We couldn’t watch the news together or even hear the same radio. We no longer read the Sunday paper at the table. Humboldt streamed talk programs to stay current.
He began making remarks when I mentioned women candidates.
We each ate instead of loving. Humboldt suggested we sell the tandem kayak.
Early on we joked about children’s names. We’re water people. We tried to come up with names for daughters, named after beaches. Myrtle of course. Shi Shi, Waikiki. A biblical-sounding name, Rehobeth. If we had a boy we’d name him Big Sur. Children’s names from rivers were just too easy, Issippi – a girl, St. Johns – a saint, so we confined ourselves to Canada. Skeena, Kootenay, Babine, Morice. Ultimately he fixed on “Zymoetz” whether a boy or a girl, and I realized it wasn’t a joke. We shelved the whole concept.
In the front seats going to dinner every time: “Where do you want to eat?” “I don’t know, where you want to eat?” Then more time in the driveway, shooting down each other’s suggestions. Driving to the Italian place we were both tired of, ‘because it’s quick’.
Therapy, therapy. If what one says to the other doesn’t matter.
My events with the children and their parents, Humboldt’s events with the undertakers. Begging off, each of us. Others: “I didn’t know you were married!”
We both felt it was near the end.
Humboldt came up with what he called the “Hail Mary Pass”. Humboldt had always wanted to go to Newfoundland. Rivers and brooks in Newfoundland that seem relevant to broken relationships: Half Moon, Old Woman, Bald Head, Piper’s Hole, Famine and Burnt Island.
I thought yes to Newfoundland. We’ll go to Newfoundland, a driving vacation on the Atlantic coast. Newfoundland was for us virgin territory. Newfoundland away from the US national politics, loss of parents, same old restaurants, workplace pressures, supportive girlfriends, being stopped at a traffic light with the wipers going frenetically.
I said yes, yes and arranged for a substitute. Then everything was all Newfoundland.
We flew up laboriously to St. John’s, the provincial capital. One hundred and ten thousand people, roughly the population of our neighborhood. In “Hail Mary” thinking, one hundred and ten thousand deliriously happy people. In our rental car, getting out of the city, we were stopped at a traffic light.
Humboldt did the driving up the cold coast. We went the long way round but were headed for Happy Valley/Goose Bay, then Fogo Island. We had nothing to talk about. We rode along for miles with the Atlantic out my closed window. Though together a long time I now felt awkward. I took photos out my window. A flat iceberg floating out there in a grey ocean.
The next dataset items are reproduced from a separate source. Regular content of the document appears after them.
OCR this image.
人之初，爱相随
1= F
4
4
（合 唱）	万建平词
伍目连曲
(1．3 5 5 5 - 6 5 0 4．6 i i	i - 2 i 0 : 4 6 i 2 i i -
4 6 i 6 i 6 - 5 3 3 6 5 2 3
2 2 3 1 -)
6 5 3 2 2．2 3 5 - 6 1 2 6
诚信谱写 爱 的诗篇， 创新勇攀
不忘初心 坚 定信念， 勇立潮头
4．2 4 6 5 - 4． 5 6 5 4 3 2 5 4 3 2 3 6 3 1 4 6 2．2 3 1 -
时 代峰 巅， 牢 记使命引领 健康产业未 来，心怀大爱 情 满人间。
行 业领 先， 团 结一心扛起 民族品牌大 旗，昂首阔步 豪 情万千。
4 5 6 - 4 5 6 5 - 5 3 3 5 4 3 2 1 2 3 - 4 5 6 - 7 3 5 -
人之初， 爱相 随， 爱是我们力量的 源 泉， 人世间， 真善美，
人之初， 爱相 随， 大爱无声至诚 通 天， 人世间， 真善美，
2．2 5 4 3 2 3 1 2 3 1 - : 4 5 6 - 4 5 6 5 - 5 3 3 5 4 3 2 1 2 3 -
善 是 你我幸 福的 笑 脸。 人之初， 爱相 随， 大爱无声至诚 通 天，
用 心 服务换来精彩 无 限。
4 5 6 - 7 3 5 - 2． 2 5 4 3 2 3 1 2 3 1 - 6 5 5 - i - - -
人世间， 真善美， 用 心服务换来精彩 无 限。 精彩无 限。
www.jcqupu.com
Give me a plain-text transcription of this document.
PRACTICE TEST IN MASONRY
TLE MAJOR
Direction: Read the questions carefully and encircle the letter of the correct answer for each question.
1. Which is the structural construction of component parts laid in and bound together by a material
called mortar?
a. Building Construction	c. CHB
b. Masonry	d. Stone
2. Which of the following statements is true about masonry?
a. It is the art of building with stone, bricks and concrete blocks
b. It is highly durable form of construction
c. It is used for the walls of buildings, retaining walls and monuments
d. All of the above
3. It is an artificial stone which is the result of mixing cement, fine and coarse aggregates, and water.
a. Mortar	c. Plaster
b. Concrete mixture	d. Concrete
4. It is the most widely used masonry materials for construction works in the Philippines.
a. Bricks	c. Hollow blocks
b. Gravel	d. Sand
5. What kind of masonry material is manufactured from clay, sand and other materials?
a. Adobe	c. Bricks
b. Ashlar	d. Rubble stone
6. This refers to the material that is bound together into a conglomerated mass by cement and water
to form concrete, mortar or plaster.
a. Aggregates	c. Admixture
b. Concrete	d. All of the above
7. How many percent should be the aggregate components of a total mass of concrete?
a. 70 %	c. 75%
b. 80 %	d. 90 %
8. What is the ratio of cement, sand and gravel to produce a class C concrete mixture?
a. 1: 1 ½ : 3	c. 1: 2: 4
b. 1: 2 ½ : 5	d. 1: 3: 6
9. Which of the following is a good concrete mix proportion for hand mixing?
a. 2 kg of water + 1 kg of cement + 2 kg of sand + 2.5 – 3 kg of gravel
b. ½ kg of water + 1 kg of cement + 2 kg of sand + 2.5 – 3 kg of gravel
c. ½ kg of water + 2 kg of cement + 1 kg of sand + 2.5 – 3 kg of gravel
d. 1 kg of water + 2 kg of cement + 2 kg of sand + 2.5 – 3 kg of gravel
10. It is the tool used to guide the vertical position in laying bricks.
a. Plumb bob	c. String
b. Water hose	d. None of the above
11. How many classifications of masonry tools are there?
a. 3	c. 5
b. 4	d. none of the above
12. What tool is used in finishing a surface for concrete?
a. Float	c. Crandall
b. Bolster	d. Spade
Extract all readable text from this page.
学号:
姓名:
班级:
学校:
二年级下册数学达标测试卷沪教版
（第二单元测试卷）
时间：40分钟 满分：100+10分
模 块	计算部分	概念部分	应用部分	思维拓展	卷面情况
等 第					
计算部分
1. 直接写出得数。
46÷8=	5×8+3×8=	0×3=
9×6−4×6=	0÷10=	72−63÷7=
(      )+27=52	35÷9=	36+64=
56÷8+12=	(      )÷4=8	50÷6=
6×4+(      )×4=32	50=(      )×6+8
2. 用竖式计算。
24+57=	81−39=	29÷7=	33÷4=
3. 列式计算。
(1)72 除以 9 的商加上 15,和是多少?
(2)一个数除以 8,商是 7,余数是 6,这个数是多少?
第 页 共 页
We knew what we had to do when we got back, and we did it.
I go to movies I like with my friends and we have big laughing dinners. I feel stable in clubby Saturday paddles. My children, named by other people, are my children after all, growing up. I got a Labrador.
Humboldt moved to Minnesota, lobbies for farm-raised turkeys. Lakes in Minnesota that may be relevant, for all I know: Superior, Bad Axe, Bachelor, Hanging Horn, Embarrass Mine Pit, Winnibigoshish.